Мейбл начала ворчать, хмуро оглядывая меня, пока развязывала мне руки, а я — лодыжки. — Этот парень Шон — злой человек.
Я сошел со стула и уставился на эту миниатюрную женщину, которая когда-то была так важна для меня. — Почему ты здесь? И сколько тебе лет? — В смятении спросил я.
— Мне сто шесть, — объявила она. — Смерть — мой хороший друг, мы с ним заключили сделку. — Она подмигнула, взяла меня за руку и жестом пригласила сесть. Я вроде как чувствовал, что должен предложить ей сесть, но она казалась крепко стоящей на ногах, а мне вертикальное положение причиняло мне всевозможные гребаные мучения, с тех пор как Шон на днях обжег мне подошвы ног зажигалкой.
— Мы можем выбраться отсюда? — Я посмотрел на открытую дверь с отголоском надежды в груди, но она уже качала головой.
— Дверь наверху подвальной лестницы всегда заперта на множество засовов и ключей, — вздохнула она, и этот маленький огонек надежды во мне погас так же быстро, как и вспыхнул.
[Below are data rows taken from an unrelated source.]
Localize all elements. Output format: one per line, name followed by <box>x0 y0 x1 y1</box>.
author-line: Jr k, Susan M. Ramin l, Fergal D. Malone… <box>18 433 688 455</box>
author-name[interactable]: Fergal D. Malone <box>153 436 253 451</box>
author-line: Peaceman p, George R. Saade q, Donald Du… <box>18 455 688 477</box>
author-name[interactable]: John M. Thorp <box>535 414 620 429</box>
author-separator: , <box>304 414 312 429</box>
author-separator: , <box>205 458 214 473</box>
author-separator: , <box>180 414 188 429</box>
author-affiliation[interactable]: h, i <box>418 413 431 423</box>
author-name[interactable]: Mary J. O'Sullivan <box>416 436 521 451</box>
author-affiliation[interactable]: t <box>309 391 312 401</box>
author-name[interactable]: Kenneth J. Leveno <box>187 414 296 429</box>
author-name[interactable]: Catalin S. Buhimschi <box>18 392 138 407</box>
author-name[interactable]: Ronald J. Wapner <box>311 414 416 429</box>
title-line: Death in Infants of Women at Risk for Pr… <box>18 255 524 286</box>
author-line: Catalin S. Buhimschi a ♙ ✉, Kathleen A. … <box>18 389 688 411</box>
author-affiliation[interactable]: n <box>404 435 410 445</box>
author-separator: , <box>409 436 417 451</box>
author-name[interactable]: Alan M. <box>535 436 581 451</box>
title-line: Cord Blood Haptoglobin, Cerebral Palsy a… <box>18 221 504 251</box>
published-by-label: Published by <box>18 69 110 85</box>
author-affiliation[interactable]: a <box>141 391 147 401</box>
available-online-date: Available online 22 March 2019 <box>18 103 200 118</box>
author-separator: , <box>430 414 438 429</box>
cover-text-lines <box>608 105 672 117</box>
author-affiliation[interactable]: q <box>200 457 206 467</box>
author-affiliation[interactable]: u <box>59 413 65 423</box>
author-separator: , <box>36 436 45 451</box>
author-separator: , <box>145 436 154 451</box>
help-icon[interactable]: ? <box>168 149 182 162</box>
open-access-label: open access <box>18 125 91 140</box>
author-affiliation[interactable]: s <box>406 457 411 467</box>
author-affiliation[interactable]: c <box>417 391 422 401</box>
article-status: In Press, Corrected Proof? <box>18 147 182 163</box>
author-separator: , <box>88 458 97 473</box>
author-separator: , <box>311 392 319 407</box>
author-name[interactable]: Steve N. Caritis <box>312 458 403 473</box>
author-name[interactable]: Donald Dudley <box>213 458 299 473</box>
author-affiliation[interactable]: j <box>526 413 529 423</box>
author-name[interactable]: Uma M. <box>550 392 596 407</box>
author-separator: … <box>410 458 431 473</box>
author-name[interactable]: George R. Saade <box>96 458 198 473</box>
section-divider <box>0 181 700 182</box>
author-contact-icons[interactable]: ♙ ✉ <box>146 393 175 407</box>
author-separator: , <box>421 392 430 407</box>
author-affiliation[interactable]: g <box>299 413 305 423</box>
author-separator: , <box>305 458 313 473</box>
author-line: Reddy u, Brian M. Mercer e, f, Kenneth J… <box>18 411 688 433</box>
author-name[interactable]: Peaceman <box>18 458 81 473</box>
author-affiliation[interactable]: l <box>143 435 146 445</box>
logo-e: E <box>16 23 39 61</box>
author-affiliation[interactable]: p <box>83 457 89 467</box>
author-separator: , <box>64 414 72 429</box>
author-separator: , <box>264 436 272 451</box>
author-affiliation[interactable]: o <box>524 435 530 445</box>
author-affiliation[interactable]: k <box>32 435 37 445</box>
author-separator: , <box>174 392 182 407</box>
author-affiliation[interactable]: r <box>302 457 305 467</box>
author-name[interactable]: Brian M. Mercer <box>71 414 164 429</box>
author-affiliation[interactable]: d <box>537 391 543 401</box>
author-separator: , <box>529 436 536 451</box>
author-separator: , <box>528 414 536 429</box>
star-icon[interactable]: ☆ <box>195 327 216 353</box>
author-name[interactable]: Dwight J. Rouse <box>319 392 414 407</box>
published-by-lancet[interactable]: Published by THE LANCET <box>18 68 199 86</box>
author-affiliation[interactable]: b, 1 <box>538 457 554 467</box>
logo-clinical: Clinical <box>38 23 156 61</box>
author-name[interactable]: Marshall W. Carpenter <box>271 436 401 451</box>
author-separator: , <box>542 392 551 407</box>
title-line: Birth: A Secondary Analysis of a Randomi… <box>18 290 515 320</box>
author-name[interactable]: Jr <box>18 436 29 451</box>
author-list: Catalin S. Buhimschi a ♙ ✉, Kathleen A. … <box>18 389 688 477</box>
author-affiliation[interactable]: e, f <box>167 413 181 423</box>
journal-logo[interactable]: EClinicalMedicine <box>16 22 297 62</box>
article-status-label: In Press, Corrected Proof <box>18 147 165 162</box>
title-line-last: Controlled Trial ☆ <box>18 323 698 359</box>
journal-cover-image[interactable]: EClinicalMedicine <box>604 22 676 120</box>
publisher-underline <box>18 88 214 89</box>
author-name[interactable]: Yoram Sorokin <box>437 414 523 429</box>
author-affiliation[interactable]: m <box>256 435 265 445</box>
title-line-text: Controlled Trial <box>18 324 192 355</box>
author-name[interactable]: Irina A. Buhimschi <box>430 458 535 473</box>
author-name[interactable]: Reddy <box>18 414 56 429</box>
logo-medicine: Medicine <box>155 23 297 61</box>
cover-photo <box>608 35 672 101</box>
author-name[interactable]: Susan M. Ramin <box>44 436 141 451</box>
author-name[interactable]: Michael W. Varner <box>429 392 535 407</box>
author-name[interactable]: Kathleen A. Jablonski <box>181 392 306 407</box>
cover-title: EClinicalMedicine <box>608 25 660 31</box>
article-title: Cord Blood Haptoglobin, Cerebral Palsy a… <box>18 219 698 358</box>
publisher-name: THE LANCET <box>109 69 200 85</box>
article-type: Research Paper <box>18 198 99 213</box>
Я опустился на стул, дыша сквозь боль, а она придвинулась ближе, чтобы убрать волосы с моего лица и осмотреть мой израненный правый глаз.
— Ох уж этот маленький засранец, — произнесла она срывающимся тоном, потрясая кулаком. — Ох я бы сама ему всыпала, если бы могла.
— Насколько все хреново? — Спросил я, не уверенный, хочу ли я знать и имеет ли это вообще значение.
— Это… однозначно очень хреново, мой дорогой, — сказала она, и я выдохнул от веселья, услышав, как эта хрупкая пожилая женщина так ругается.
— Как ты здесь оказалась, Мейбл? Я не понимаю.
Она взяла меня за руку, крепко сжав ее, и ощущение комфорта от этого жеста было таким сильным, что я вцепился в нее и не хотел отпускать. Она была хорошей частичкой моего прошлого, чем-то осязаемым прямо здесь, передо мной, и это помогло рассеять тьму в моем сознании и впустить немного света.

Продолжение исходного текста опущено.